La transition énergétique, qui implique une demande croissante en minerais stratégiques, pourrait permettre aux pays africains riches en ressources naturelles de mieux tirer profit de ces gisements. C’est en substance le message phare délivré par la Banque mondiale dans son rapport «Africa’s Resource Future» publié le 10 mai 2023. D’après l’institution de Breton Woods, ces pays qui ne captent qu’environ 40% des revenus du marché mondial, peuvent plus que doubler leurs recettes provenant des minerais, grâce à cette tendance mondiale à privilégier les énergies respectueuses de l’environnement.
En effet, ces pays cultivent un véritable paradoxe depuis plusieurs décennies. Malgré les trésors enfouis dans leur sous-sols, leurs populations baignent dans la pauvreté. L’augmentation des recettes de l’Etat n’a pas permis de réduire cette précarité. La croissance annuelle de leur PIB par habitant était en moyenne inférieure de 1,5% aux niveaux moyens enregistrés dans les pays peu dotés en ressources naturelles.
Pis, selon la Banque mondiale, d’ici 2030, plus de 80% des pauvres de la planète résideront en Afrique subsaharienne, et près de 75% de ces personnes seront originaires de pays dont les sous-sols regorgent d’hydrocarbures et de minerais. Des pays tels que la RDC, le Zimbabwe, ou encore le Niger.
Cette malédiction des ressources pourrait être brisée, dans un contexte marqué par l’abandon progressif des combustibles fossiles par de nombreux pays dans le monde. Un virage vers les énergies vertes qui devrait entrainer une hausse de la demande en cobalt, lithium, cuivre et en nickel, des minerais nécessaires pour produire les turbines éoliennes, les panneaux solaires et les piles.
Mais pour bien profiter des retombées de cette transition, ces pays miniers doivent revoir le mode de gestion de ces ressources naturelles. «Les minéraux, le pétrole et le gaz représentent un tiers, ou plus, des exportations de la plupart des pays d’Afrique subsaharienne, mais les pays ont eu du mal à convertir cette richesse en croissance durable par le passé. La dépendance régionale vis-à-vis des prix mondiaux des produits de base a conduit à une gestion sous-optimale des ressources publiques lorsque les prix sont élevés, et à des crises économiques et budgétaires lorsque les prix s’effondrent», expliquent les auteurs du rapport.

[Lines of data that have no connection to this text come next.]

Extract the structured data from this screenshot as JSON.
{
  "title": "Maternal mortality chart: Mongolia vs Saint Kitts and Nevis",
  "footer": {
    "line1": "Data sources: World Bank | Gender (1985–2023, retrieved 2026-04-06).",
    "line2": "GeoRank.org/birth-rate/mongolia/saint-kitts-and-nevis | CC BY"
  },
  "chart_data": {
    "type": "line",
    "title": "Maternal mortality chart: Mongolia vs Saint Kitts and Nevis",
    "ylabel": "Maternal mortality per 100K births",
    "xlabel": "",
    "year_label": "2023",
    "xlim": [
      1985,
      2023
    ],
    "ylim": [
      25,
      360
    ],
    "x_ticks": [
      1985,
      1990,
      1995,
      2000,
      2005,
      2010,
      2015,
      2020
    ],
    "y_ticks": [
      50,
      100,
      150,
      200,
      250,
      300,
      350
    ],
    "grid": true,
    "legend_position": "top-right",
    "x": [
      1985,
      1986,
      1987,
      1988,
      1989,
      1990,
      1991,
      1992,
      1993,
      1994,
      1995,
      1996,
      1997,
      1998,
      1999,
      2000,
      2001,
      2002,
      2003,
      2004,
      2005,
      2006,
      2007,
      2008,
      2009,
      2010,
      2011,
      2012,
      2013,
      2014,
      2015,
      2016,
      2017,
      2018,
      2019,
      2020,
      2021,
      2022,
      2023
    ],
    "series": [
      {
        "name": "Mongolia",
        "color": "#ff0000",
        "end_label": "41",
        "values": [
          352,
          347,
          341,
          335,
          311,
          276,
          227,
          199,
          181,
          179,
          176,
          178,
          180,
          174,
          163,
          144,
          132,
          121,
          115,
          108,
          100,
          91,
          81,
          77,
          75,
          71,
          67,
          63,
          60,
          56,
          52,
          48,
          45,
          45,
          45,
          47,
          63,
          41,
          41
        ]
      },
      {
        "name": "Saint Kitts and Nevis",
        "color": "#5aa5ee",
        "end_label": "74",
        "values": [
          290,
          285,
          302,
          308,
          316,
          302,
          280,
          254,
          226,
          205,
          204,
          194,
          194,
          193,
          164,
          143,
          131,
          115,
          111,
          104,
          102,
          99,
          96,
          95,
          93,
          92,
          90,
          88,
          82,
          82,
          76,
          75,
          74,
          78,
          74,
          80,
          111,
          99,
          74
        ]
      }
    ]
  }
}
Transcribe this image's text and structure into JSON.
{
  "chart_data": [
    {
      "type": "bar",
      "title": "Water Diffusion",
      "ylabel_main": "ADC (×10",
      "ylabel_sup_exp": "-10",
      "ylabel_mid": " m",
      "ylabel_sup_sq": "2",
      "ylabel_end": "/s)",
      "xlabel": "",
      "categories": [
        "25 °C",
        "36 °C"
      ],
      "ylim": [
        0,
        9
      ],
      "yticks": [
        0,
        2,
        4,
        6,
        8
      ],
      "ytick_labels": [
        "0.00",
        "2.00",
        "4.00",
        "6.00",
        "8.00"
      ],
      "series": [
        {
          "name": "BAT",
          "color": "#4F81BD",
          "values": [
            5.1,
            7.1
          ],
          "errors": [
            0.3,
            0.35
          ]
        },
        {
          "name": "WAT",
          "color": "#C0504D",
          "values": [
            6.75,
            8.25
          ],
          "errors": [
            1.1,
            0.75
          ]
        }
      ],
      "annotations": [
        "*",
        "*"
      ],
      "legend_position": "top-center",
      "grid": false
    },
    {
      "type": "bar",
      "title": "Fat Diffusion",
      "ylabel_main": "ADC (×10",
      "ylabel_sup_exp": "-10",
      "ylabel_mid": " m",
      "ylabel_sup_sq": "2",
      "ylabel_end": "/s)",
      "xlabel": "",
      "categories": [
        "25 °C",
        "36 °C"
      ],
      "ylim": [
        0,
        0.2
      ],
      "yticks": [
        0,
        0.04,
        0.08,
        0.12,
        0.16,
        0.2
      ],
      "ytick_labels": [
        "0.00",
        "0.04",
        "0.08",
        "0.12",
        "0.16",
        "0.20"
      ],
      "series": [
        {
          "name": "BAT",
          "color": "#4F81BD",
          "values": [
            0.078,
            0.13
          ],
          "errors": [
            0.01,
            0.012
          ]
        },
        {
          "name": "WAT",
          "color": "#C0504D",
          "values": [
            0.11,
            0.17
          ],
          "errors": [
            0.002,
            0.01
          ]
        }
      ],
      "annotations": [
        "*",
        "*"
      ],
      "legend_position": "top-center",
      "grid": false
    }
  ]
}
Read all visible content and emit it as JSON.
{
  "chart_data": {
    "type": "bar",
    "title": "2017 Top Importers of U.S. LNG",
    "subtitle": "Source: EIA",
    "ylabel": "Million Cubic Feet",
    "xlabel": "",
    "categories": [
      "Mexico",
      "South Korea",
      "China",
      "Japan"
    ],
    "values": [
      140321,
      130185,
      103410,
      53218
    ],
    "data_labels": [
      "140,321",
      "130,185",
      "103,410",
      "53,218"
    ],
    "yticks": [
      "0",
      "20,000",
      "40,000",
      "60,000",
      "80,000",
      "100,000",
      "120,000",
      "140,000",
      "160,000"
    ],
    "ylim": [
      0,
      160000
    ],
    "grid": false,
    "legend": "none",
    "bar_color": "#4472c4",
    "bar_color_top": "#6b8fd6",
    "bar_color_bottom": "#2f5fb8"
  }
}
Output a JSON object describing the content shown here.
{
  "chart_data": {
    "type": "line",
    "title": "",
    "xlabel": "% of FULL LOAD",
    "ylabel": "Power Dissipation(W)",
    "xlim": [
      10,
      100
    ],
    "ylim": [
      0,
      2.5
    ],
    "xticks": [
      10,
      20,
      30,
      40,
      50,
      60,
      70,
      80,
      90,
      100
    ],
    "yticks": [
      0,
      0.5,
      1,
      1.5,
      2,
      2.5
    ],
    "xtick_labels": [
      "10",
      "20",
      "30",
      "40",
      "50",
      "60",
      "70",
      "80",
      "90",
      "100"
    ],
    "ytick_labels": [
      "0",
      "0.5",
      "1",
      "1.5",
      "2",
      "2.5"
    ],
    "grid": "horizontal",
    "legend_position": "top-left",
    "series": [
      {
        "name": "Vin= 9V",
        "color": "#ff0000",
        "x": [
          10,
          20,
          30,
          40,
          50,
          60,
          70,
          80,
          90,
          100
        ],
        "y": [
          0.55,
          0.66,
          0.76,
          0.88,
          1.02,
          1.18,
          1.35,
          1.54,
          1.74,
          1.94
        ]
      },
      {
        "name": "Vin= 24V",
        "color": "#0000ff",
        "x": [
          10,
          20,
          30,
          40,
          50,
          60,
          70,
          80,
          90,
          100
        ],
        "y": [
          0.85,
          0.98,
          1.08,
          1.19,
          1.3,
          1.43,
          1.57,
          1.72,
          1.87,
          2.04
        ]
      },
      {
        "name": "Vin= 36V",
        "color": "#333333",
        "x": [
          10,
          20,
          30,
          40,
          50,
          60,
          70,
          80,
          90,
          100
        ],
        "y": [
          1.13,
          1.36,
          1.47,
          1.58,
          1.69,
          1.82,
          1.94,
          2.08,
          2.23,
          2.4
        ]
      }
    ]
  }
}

Mettre en place une taxation des ressources naturelles
L’autre grand défi à relever, c’est la bonne gouvernance secteur extractif. «La bonne gouvernance et la bonne gestion macro-fiscale des revenus des ressources, tout en préparant un avenir à faibles émissions de carbone, sont au cœur de la transition énergétique et doivent jouer un rôle central dans la transformation économique de l’Afrique», souligne la Banque mondiale.
Le rapport invite aussi ces Etats à mettre en place une taxation de ces ressources pour facturer le coût total des impacts environnementaux et sociaux qui ne sont pas toujours entièrement couverts par les producteurs, y compris les ressources pétrolières. «Maximiser les recettes publiques sous forme de redevances et d’impôts payés par les industries exploitant les ressources naturelles, tout en attirant de nouveaux investissements, offrirait un double dividende pour les populations et l’environnement augmentera la marge de manœuvre budgétaire, et permettra de supprimer les subventions implicites à la production», suggère James Cust, économiste principal chez la région Afrique de la Banque mondiale et coauteur du rapport.
Lire aussi : Transition énergétique: la demande des minerais stratégiques va exploser, voici les pays africains qui en profiteront
Par ailleurs, la Banque mondiale a mis en exergue les avantages de la future Zone de libre-échange continentale (ZLECAF) qui encouragera la promotion de l’intégration régionale, notamment à travers la suppression progressive de 90% des droits de douane au cours des cinq à dix prochaines années, et l’harmonisation des taxes et redevances minières en Afrique.
D’après Albert Zeufack, directeur pays de la Banque mondiale pour l’Angola, la RDC, et Sao Tomé-et-Principe, et co-auteur du rapport, «une approche régionale du secteur extractif permettrait la création de chaînes de valeur qui ajoutent plus de valeur et créent plus d’emplois pour les personnes vivant dans des pays riches en ressources».
Le secteur des minerais étant caractérisé par son instabilité, les auteurs du rapports invitent les gouvernements africains à préparer la prochaine chute des prix des matières premières, en investissant dans des secteurs productifs comme la santé, l’éducation, les infrastructures, les forêts, l’agriculture, et l’écotourisme.